Grund genug für Mirmseker, sich in seinem harten Kurs bestätigt zu sehen. „Ich bin besonders froh, weil gerade ich sehr streng mit ihm war“, sagte in Dortmund der DEU-Präsident über Lindemann, der ihm vor allem die Washington-Geschichte mächtig übel genommen hatte. Seit rund eineinhalb Jahren im Amt, sind Mirmseker, hauptberuflich Fernsehjournalist, und Sportdirektor Udo Dönsdorf bemüht, mit handfestem Pragmatismus einen Verband zu reformieren, der vorher in einem Wirrwarr aus Funktionärseitelkeiten und Trainerquerelen zu ersticken drohte. Die Leistungskriterien sind hoch, dafür wird versucht, die besten Leute sinnvoller und effektiver zu unterstützen, als es in der Vergangenheit der Fall war. Es gibt einen intensiveren Kontakt zu den Trainern, Sportpsychologen werden hinzugezogen, Lehrgänge bei renommierten ausländischen Coaches und Choreografen finanziert.

Bei Stefan Lindemann, der stets Schwierigkeiten mit der Wettkampfstabilität und, auch wegen seiner geringen Körpergröße von 1,63 m, mit der künstlerischen Ausstrahlung hatte, haben diese Innovationen offensichtlich besonders gewirkt. Eine Stippvisite beim ukrainischen Trainer Nikolajew zahlte sich ebenso aus wie die Mitarbeit eines Choreografen der Erfurter Oper am neuen Programm.
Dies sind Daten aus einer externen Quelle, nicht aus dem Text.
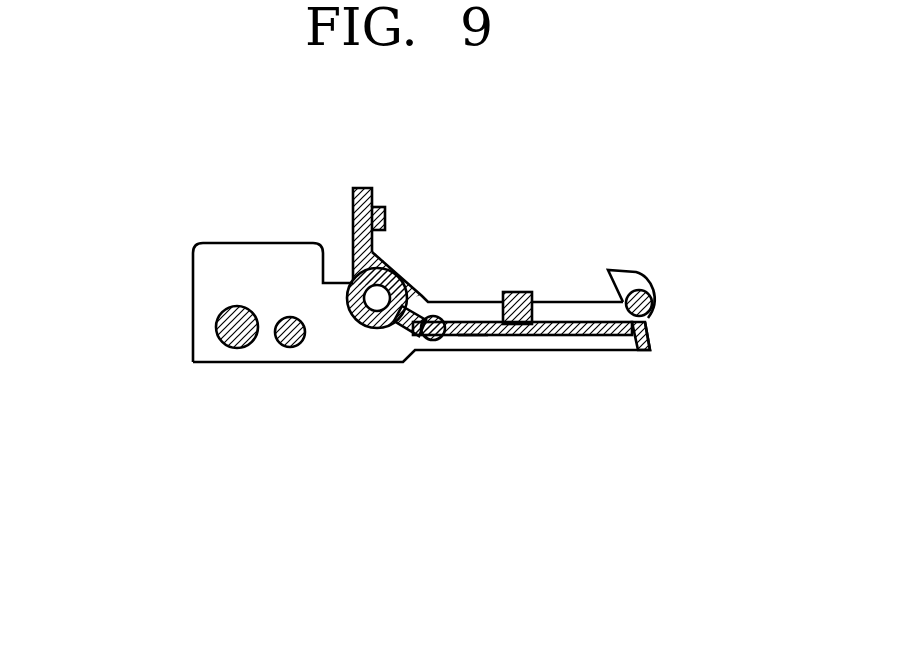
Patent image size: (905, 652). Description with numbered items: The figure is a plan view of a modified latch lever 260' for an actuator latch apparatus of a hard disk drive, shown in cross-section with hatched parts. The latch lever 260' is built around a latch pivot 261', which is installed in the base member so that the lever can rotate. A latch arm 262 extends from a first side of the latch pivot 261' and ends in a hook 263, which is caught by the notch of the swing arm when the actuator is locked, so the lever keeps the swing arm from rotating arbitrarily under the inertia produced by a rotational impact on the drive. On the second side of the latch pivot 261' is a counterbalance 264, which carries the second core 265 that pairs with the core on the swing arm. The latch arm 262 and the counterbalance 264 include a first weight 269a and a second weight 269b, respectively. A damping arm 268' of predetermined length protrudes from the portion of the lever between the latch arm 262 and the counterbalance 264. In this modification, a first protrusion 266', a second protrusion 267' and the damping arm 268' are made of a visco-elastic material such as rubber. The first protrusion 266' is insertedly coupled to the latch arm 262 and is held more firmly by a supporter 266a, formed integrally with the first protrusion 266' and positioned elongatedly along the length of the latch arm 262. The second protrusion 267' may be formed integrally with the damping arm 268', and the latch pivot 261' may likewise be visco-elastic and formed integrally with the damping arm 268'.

Die Kurzkür passte musikalisch und künstlerisch perfekt zu Lindemanns dynamisch-kompaktem Laufstil. Der Lohn war eine weit bessere B-Note als gewohnt.
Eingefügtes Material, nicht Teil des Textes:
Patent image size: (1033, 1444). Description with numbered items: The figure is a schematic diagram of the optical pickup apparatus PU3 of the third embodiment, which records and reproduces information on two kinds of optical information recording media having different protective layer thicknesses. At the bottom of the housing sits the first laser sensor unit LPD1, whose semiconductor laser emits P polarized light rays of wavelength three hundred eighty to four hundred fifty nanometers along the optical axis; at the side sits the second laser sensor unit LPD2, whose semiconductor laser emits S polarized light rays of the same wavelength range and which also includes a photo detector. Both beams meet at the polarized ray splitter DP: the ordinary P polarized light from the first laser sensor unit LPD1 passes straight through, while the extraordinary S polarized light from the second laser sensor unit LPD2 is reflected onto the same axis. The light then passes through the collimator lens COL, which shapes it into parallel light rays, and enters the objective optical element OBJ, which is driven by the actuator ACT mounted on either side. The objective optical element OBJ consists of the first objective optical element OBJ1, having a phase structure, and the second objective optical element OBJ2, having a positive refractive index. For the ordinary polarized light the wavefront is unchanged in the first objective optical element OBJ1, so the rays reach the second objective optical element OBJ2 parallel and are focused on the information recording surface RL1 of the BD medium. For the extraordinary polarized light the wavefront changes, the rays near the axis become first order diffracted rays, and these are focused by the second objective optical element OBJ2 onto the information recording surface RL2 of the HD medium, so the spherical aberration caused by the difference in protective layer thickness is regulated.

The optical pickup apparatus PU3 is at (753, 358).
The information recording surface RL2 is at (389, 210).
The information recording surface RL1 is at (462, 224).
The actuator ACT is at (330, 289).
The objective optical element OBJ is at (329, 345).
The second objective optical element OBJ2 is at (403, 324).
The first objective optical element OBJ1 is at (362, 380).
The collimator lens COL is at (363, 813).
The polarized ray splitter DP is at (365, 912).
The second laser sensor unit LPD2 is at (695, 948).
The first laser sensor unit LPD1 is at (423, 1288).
„Irgendwann soll er schon aufs Treppchen“, sagt Mirmseker über seinen neuen Vorzeigeläufer, „aber es ist nicht so, dass wir jetzt von ihm die Medaille verlangen.“ Ein Platz unter den ersten zehn war bei Lindemann das erklärte Ziel vor der WM, dass er nun am Podium schnuppern darf, kommt sogar ihm selbst ein bisschen unwirklich vor. „Es fühlt sich gut an, hier neben Pluschenko und Joubert zu sitzen“, sagte er strahlend, nachdem er immerhin schon mal eine winzige Bronzemedaille im Format eines Zwei-Euro-Stücks für seinen dritten Platz im Kurzprogramm bekommen hatte. Was Lindemann noch fehlt zur Klasse seiner beiden Kollegen, weiß DEU-Präsident Mirmseker exakt zu benennen: „Qualität der Pirouetten, Tempo und Schritte, originelle Choreografie.“ Aber daran könne man viel besser arbeiten, wenn die Sprünge sitzen. Ähnlich sieht es der Läufer selbst. „Ein mittelgroßer Schritt“ sei es noch bis zu Pluschenko, sagt Lindemann, verrät aber nicht, ob er einen Schritt des Russen (1,78 m) oder eher einen seiner eigenen im Auge hat.